難しいことは自分にはよく分からない。人に対しての関心が、人一倍なかったから。
しかし、左之助のような奴を見ていると、普通の生活をしてみたかったと心の底から感じてしまう。
これは、祈りというものだろう。
「分からない。それが、悲しいことではないという事が。俺には、」
「いいんじゃねえの?」
そう言って優しく微笑んでくれる左之助は、これから亡くなる可能性のある人間だとは思いたくないほどに輝いていた。
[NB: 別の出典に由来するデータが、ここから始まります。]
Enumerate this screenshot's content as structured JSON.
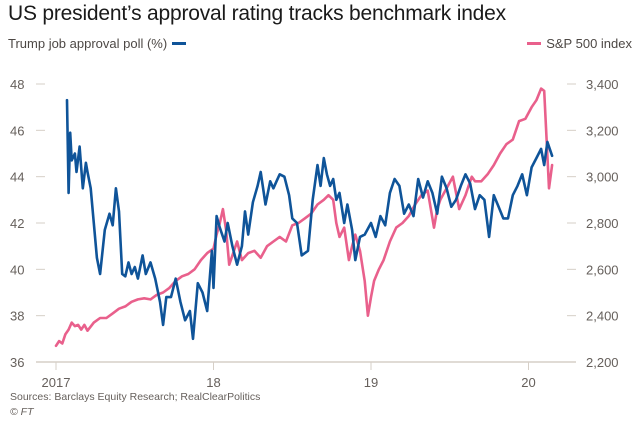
{
  "title": "US president’s approval rating tracks benchmark index",
  "legend": {
    "left_label": "Trump job approval poll (%)",
    "right_label": "S&P 500 index"
  },
  "colors": {
    "approval": "#0f5499",
    "sp500": "#e9608c",
    "axis": "#d6cfc7",
    "tick_text": "#66605c"
  },
  "footer": {
    "source": "Sources: Barclays Equity Research; RealClearPolitics",
    "copyright": "© FT"
  },
  "chart_data": {
    "type": "line",
    "title": "US president’s approval rating tracks benchmark index",
    "xlabel": "",
    "x_ticks": [
      2017,
      2018,
      2019,
      2020
    ],
    "x_tick_labels": [
      "2017",
      "18",
      "19",
      "20"
    ],
    "xlim": [
      2016.95,
      2020.2
    ],
    "y_left": {
      "label": "Trump job approval poll (%)",
      "lim": [
        36,
        48
      ],
      "ticks": [
        36,
        38,
        40,
        42,
        44,
        46,
        48
      ],
      "tick_labels": [
        "36",
        "38",
        "40",
        "42",
        "44",
        "46",
        "48"
      ]
    },
    "y_right": {
      "label": "S&P 500 index",
      "lim": [
        2200,
        3400
      ],
      "ticks": [
        2200,
        2400,
        2600,
        2800,
        3000,
        3200,
        3400
      ],
      "tick_labels": [
        "2,200",
        "2,400",
        "2,600",
        "2,800",
        "3,000",
        "3,200",
        "3,400"
      ]
    },
    "grid": false,
    "legend_placement": "top",
    "series": [
      {
        "name": "Trump job approval poll (%)",
        "axis": "left",
        "x": [
          2017.07,
          2017.08,
          2017.09,
          2017.1,
          2017.12,
          2017.13,
          2017.15,
          2017.17,
          2017.19,
          2017.2,
          2017.22,
          2017.24,
          2017.26,
          2017.28,
          2017.31,
          2017.34,
          2017.36,
          2017.38,
          2017.4,
          2017.42,
          2017.44,
          2017.46,
          2017.48,
          2017.5,
          2017.52,
          2017.55,
          2017.57,
          2017.6,
          2017.63,
          2017.66,
          2017.68,
          2017.7,
          2017.73,
          2017.76,
          2017.79,
          2017.82,
          2017.85,
          2017.87,
          2017.9,
          2017.93,
          2017.96,
          2017.99,
          2018.0,
          2018.02,
          2018.04,
          2018.07,
          2018.09,
          2018.12,
          2018.15,
          2018.18,
          2018.2,
          2018.22,
          2018.25,
          2018.28,
          2018.3,
          2018.33,
          2018.36,
          2018.38,
          2018.4,
          2018.42,
          2018.45,
          2018.48,
          2018.5,
          2018.53,
          2018.56,
          2018.6,
          2018.63,
          2018.66,
          2018.68,
          2018.7,
          2018.72,
          2018.74,
          2018.76,
          2018.78,
          2018.8,
          2018.83,
          2018.85,
          2018.88,
          2018.9,
          2018.93,
          2018.96,
          2019.0,
          2019.03,
          2019.06,
          2019.09,
          2019.12,
          2019.15,
          2019.18,
          2019.21,
          2019.24,
          2019.27,
          2019.3,
          2019.33,
          2019.36,
          2019.39,
          2019.42,
          2019.45,
          2019.48,
          2019.51,
          2019.54,
          2019.57,
          2019.6,
          2019.63,
          2019.66,
          2019.69,
          2019.72,
          2019.75,
          2019.78,
          2019.81,
          2019.84,
          2019.87,
          2019.9,
          2019.93,
          2019.96,
          2019.99,
          2020.02,
          2020.05,
          2020.08,
          2020.1,
          2020.12,
          2020.15
        ],
        "y": [
          47.3,
          43.3,
          45.9,
          44.7,
          45.0,
          44.2,
          45.3,
          43.5,
          44.6,
          44.2,
          43.5,
          42.0,
          40.5,
          39.8,
          41.7,
          42.4,
          41.9,
          43.5,
          42.5,
          39.8,
          39.7,
          40.3,
          39.8,
          40.1,
          39.6,
          40.6,
          39.8,
          40.3,
          39.6,
          38.6,
          37.6,
          38.8,
          38.8,
          39.6,
          38.6,
          37.8,
          38.2,
          37.0,
          39.4,
          39.0,
          38.2,
          40.8,
          39.2,
          42.3,
          41.8,
          41.2,
          42.0,
          41.0,
          40.2,
          41.0,
          42.5,
          41.5,
          42.9,
          43.6,
          44.2,
          42.8,
          43.8,
          43.5,
          43.8,
          44.1,
          44.0,
          43.2,
          42.2,
          42.0,
          40.6,
          40.8,
          43.0,
          44.5,
          43.6,
          44.8,
          44.1,
          43.6,
          43.9,
          43.0,
          43.3,
          42.0,
          42.8,
          41.7,
          40.4,
          41.4,
          41.5,
          42.0,
          41.4,
          42.3,
          41.9,
          43.3,
          43.9,
          43.6,
          42.4,
          42.8,
          42.3,
          43.9,
          43.1,
          43.8,
          43.3,
          42.4,
          44.0,
          43.5,
          42.7,
          43.0,
          43.6,
          44.1,
          43.7,
          42.6,
          43.2,
          43.0,
          41.4,
          43.2,
          42.7,
          42.2,
          42.2,
          43.2,
          43.6,
          44.1,
          43.2,
          44.4,
          44.8,
          45.2,
          44.5,
          45.5,
          44.9
        ]
      },
      {
        "name": "S&P 500 index",
        "axis": "right",
        "x": [
          2017.0,
          2017.02,
          2017.04,
          2017.06,
          2017.08,
          2017.1,
          2017.12,
          2017.14,
          2017.16,
          2017.18,
          2017.2,
          2017.24,
          2017.28,
          2017.32,
          2017.36,
          2017.4,
          2017.44,
          2017.48,
          2017.52,
          2017.56,
          2017.6,
          2017.64,
          2017.68,
          2017.72,
          2017.76,
          2017.8,
          2017.84,
          2017.88,
          2017.92,
          2017.96,
          2018.0,
          2018.02,
          2018.04,
          2018.06,
          2018.08,
          2018.1,
          2018.12,
          2018.15,
          2018.18,
          2018.22,
          2018.26,
          2018.3,
          2018.34,
          2018.38,
          2018.42,
          2018.46,
          2018.5,
          2018.54,
          2018.58,
          2018.62,
          2018.66,
          2018.7,
          2018.73,
          2018.76,
          2018.78,
          2018.8,
          2018.83,
          2018.86,
          2018.88,
          2018.9,
          2018.93,
          2018.96,
          2018.98,
          2019.0,
          2019.02,
          2019.05,
          2019.08,
          2019.12,
          2019.16,
          2019.2,
          2019.24,
          2019.28,
          2019.32,
          2019.36,
          2019.4,
          2019.42,
          2019.44,
          2019.48,
          2019.52,
          2019.56,
          2019.6,
          2019.62,
          2019.64,
          2019.66,
          2019.7,
          2019.74,
          2019.78,
          2019.82,
          2019.86,
          2019.9,
          2019.94,
          2019.98,
          2020.02,
          2020.05,
          2020.08,
          2020.1,
          2020.12,
          2020.13,
          2020.15
        ],
        "y": [
          2270,
          2290,
          2280,
          2320,
          2340,
          2370,
          2355,
          2360,
          2340,
          2360,
          2335,
          2370,
          2390,
          2390,
          2410,
          2430,
          2440,
          2460,
          2470,
          2475,
          2470,
          2490,
          2500,
          2520,
          2550,
          2570,
          2580,
          2600,
          2640,
          2670,
          2690,
          2750,
          2800,
          2860,
          2770,
          2620,
          2660,
          2720,
          2640,
          2670,
          2680,
          2650,
          2700,
          2720,
          2740,
          2720,
          2790,
          2800,
          2820,
          2840,
          2880,
          2900,
          2920,
          2900,
          2800,
          2740,
          2780,
          2640,
          2700,
          2750,
          2680,
          2550,
          2400,
          2480,
          2550,
          2600,
          2640,
          2720,
          2780,
          2800,
          2830,
          2880,
          2920,
          2940,
          2780,
          2860,
          2900,
          2950,
          3000,
          2860,
          2920,
          2960,
          3000,
          2980,
          2980,
          3010,
          3050,
          3100,
          3140,
          3160,
          3240,
          3250,
          3300,
          3330,
          3380,
          3370,
          3090,
          2950,
          3050
        ]
      }
    ]
  }
}
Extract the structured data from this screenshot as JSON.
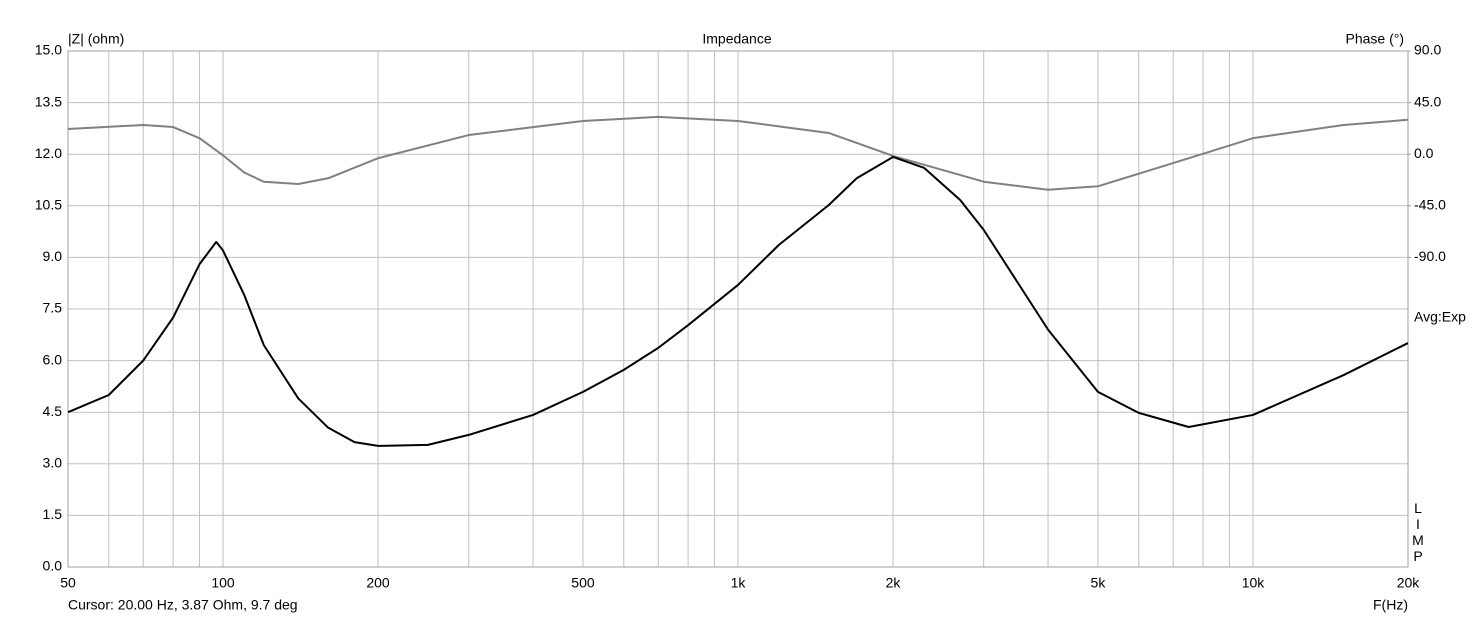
{
  "chart_data": {
    "type": "line",
    "title": "Impedance",
    "y_label": "|Z| (ohm)",
    "y2_label": "Phase (°)",
    "x_label": "F(Hz)",
    "side_note": "Avg:Exp",
    "mode_label": "LIMP",
    "cursor_text": "Cursor: 20.00 Hz, 3.87 Ohm, 9.7 deg",
    "x_log": true,
    "grid": true,
    "xlim": [
      50,
      20000
    ],
    "xticks": [
      50,
      100,
      200,
      500,
      {
        "value": 1000,
        "label": "1k"
      },
      {
        "value": 2000,
        "label": "2k"
      },
      {
        "value": 5000,
        "label": "5k"
      },
      {
        "value": 10000,
        "label": "10k"
      },
      {
        "value": 20000,
        "label": "20k"
      }
    ],
    "x_minor_ticks": [
      60,
      70,
      80,
      90,
      300,
      400,
      600,
      700,
      800,
      900,
      3000,
      4000,
      6000,
      7000,
      8000,
      9000
    ],
    "ylim": [
      0,
      15
    ],
    "yticks": [
      {
        "value": 0,
        "label": "0.0"
      },
      {
        "value": 1.5,
        "label": "1.5"
      },
      {
        "value": 3,
        "label": "3.0"
      },
      {
        "value": 4.5,
        "label": "4.5"
      },
      {
        "value": 6,
        "label": "6.0"
      },
      {
        "value": 7.5,
        "label": "7.5"
      },
      {
        "value": 9,
        "label": "9.0"
      },
      {
        "value": 10.5,
        "label": "10.5"
      },
      {
        "value": 12,
        "label": "12.0"
      },
      {
        "value": 13.5,
        "label": "13.5"
      },
      {
        "value": 15,
        "label": "15.0"
      }
    ],
    "y2lim": [
      -360,
      90
    ],
    "y2ticks": [
      {
        "value": 90,
        "label": "90.0"
      },
      {
        "value": 45,
        "label": "45.0"
      },
      {
        "value": 0,
        "label": "0.0"
      },
      {
        "value": -45,
        "label": "-45.0"
      },
      {
        "value": -90,
        "label": "-90.0"
      }
    ],
    "series": [
      {
        "name": "Impedance",
        "color": "#000000",
        "x": [
          50,
          60,
          70,
          80,
          90,
          97,
          100,
          110,
          120,
          140,
          160,
          180,
          200,
          250,
          300,
          400,
          500,
          600,
          700,
          800,
          1000,
          1200,
          1500,
          1700,
          2000,
          2300,
          2700,
          3000,
          4000,
          5000,
          6000,
          7500,
          10000,
          15000,
          20000
        ],
        "values": [
          4.5,
          5.0,
          6.0,
          7.25,
          8.8,
          9.45,
          9.2,
          7.9,
          6.45,
          4.9,
          4.05,
          3.63,
          3.52,
          3.55,
          3.84,
          4.42,
          5.09,
          5.73,
          6.37,
          7.03,
          8.2,
          9.36,
          10.52,
          11.3,
          11.92,
          11.6,
          10.67,
          9.8,
          6.9,
          5.09,
          4.48,
          4.07,
          4.42,
          5.58,
          6.51
        ]
      },
      {
        "name": "Phase",
        "color": "#808080",
        "axis": "y2",
        "x": [
          50,
          70,
          80,
          90,
          100,
          110,
          120,
          140,
          160,
          200,
          300,
          500,
          700,
          1000,
          1500,
          2000,
          3000,
          4000,
          5000,
          7000,
          10000,
          15000,
          20000
        ],
        "values": [
          22,
          25.5,
          23.7,
          14,
          -1,
          -16,
          -24,
          -26,
          -21,
          -3.5,
          16.7,
          29,
          32.5,
          29,
          18.5,
          -1.5,
          -24,
          -31,
          -28,
          -7.7,
          14,
          25.5,
          30
        ]
      }
    ]
  }
}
俺は、最期には無意味だと気づいてしまう祈りを、左之助に捧げている。
死んで欲しくないと。消えて欲しくないと。
「斎藤は多分、仏とか信じてねえからだろ」
「……ああ、居るとは、思っていない」
左之助は俺の肩を思いっきり叩いて、真剣な眼差しで俺を見つめる。しかしその目つきは嘘だったようで、すぐにいつもの様になる。
「信じた方がいい。俺が言うんだから間違いねえ」
そう言うのなら、俺はいつものように返す他ないだろう。
「お前が言うのなら、……間違えなのかもな」
苦笑いをして左之助を見つめると、立ち上がって大きく身体を動かす。
「おい!なんでだよ……全く」
そう言う割には、左之助は何処か嬉しそうだった。